One of my regular London walks takes me past another of Jean Rhys's London homes - over near Primrose Hill - in that same area where Sylvia Plath did some of her living and all of her dying. But yesterday's surprised me. I m certain there are guidebooks which tell you where every blue plaque is. I am certain there are apps that tell you where they all are and what route is the shortest way to see them all, and the Guardian has published articles by some old josser who holds the world record for doing them all in the fastest time and how that ambition kept them suddenly happy after a life of doldrumming.
But anyway - we don't have those books or those apps or those phones, and so everything was amazing - and please feel free to snatch my idea and write an article for the Guardian saying that the best joy of all is to be had from not doing stuff that makes for good Guardian articles. I love Jean Rhys - love her more than Dylan Thomas and Bob Marley and all those others whose blue plaque on a pub wall said they'd all drunk there once or twice - I made the obvious mistake of first reading Wide S Sea - you need to be in love with her to love that one.
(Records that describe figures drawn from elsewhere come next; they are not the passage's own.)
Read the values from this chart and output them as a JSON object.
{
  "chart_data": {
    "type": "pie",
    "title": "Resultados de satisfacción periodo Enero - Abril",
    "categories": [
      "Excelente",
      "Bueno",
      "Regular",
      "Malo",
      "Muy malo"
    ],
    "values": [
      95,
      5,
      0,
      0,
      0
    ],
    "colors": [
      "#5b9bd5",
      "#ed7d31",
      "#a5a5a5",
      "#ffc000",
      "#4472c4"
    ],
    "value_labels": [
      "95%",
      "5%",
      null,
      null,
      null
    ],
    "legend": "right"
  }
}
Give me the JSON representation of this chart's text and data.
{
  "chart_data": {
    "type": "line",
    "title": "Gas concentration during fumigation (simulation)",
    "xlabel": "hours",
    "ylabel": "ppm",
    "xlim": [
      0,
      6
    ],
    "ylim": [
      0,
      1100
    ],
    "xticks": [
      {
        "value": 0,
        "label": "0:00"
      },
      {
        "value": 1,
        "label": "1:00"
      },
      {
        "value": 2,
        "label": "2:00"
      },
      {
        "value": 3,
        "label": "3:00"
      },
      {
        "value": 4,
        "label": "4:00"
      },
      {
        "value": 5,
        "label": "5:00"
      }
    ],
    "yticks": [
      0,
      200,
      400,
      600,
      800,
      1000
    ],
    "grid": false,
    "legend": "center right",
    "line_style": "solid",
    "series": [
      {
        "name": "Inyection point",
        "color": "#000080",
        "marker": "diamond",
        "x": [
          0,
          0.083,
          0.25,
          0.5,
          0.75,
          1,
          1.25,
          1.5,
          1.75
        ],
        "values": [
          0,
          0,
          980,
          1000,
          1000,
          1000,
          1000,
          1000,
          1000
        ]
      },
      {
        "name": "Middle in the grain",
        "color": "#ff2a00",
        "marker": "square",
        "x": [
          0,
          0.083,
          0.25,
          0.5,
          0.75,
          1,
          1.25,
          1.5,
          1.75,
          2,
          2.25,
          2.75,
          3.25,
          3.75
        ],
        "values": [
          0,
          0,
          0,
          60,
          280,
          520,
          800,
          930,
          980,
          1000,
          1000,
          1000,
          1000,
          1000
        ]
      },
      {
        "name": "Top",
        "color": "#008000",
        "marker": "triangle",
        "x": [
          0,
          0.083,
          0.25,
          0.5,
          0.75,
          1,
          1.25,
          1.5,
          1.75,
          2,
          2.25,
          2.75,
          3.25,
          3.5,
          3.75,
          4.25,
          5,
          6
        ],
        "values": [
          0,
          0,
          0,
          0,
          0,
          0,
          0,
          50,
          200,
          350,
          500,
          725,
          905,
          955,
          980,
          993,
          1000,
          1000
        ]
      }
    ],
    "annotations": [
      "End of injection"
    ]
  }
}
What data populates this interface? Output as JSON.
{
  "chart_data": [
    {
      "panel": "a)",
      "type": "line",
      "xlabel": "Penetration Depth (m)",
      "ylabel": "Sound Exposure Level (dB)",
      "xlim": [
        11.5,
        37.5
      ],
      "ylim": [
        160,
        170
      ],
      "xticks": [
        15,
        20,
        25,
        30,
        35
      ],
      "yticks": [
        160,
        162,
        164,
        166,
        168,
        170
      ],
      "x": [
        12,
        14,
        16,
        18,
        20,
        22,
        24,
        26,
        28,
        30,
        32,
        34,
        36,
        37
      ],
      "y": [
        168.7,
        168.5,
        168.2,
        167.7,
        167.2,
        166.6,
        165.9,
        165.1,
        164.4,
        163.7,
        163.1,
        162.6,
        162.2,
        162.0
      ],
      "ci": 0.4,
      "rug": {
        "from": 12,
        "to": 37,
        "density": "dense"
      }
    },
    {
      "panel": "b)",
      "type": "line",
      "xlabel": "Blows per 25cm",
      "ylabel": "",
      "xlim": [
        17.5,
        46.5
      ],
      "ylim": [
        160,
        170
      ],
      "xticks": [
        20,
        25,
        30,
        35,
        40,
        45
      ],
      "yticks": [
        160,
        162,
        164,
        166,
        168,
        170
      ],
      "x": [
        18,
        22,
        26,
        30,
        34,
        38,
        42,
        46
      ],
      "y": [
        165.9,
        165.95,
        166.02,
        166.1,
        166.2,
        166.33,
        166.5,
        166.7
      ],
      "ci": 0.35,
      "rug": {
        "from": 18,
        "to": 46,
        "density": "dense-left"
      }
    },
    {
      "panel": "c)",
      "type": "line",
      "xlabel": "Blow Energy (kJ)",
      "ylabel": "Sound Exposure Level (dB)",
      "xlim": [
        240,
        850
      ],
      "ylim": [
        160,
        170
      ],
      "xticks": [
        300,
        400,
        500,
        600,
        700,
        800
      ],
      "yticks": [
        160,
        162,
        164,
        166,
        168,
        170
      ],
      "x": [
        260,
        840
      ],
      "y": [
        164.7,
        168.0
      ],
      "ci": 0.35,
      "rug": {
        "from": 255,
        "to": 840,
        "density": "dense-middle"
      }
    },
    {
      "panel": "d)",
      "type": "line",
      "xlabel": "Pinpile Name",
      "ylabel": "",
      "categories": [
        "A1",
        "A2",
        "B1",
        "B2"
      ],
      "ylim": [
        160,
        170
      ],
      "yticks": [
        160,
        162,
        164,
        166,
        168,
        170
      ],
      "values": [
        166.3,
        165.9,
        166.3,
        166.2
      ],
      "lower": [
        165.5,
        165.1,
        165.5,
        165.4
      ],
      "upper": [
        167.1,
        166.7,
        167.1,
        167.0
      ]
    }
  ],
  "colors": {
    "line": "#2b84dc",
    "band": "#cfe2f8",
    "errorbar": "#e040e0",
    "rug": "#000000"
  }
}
But I wasn't put off, and of course it was only when I read her early ones that I did fall in love with her - love those books of quiet frustrated sadness, knowing there's a world just out of reach, you're too timid to grab it, everyone around you is either too timid too or else can't even imagine it exists.
So then you read a biography of her (I think I've read three) and it's exactly like those early novels, word for word, every day of her young life. I've never met an alkie I didn't like, didn't instantly feel comfortable with - and I'm sure I'd feel the same with every alkie I've never met. I don't think I could live in that flat. I'd rather be homeless. Diana Dors and Osbert Lancaster and Carol Reid and Charles Rennie Mackintosh etc etc all lived in much nicer places.
I learnt decades ago never to drink when depressed, and living in Jean's flat would make sure I never drank. She must be the first alcoholic I don't think I'd understand.
This piece of music is one of the very very very rare instances where it's a good idea to keep on keeping on, in the hope that things will stop getting worse and might suddenly get better. This was trying to be some loud beat-y thing, but that was awful, so I tried to make it all smooth and ambient, and that was even worse - and got worse and worse and worse the more times I put it in the blender. Till I just turned everything up to 50 - and I actually think this is that rare ambient track that needn't be poured down the loo disguised as diarrhoea.